Il met le doigt avec justesse sur le vice capital de la haute administration dans les dernières années de l’ancienne monarchie française : « Chaque ministre, dans son département, est maître absolu, mais avec la crainte continuelle d’être, non dirigé par le souverain, mais déplacé. Par là, chacun ne tend qu’à se conserver, et aucun bien ne se fait, s’il n’est analogue à cette vue. Le Roi n’est absolu que pour passer d’un esclavage à un autre. »


VI

Six semaines s’étaient écoulées à cette espèce de revue générale, passée par le souverain de la nation alliée.
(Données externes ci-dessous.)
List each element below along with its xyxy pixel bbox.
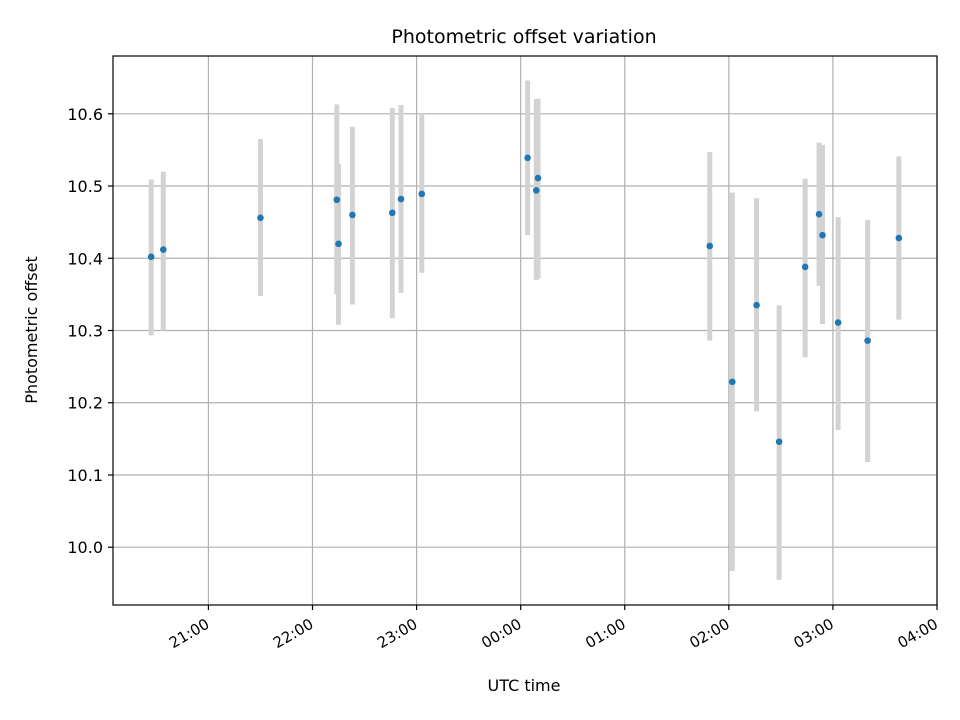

Tant chez les hôtes que chez le visiteur, une certaine lassitude commençait à se faire sentir. Le public parisien revenait peu à peu de l’engouement des premiers jours, de l’excessive admiration qu’avaient d’abord excitée les allures d’un prince aussi original. « On s’est peut-être trop accoutumé à le voir, remarque Mme Du Deffand. Les impressions qu’il a faites sont usées. La simplicité plaît, mais à la longue paraît peu piquante. » L’Empereur, de son côté, se fatiguait visiblement de maintenir sans relâche l’attitude affectée à laquelle il devait la plus grande

  1. Maria-Theresia und Joseph II, passim.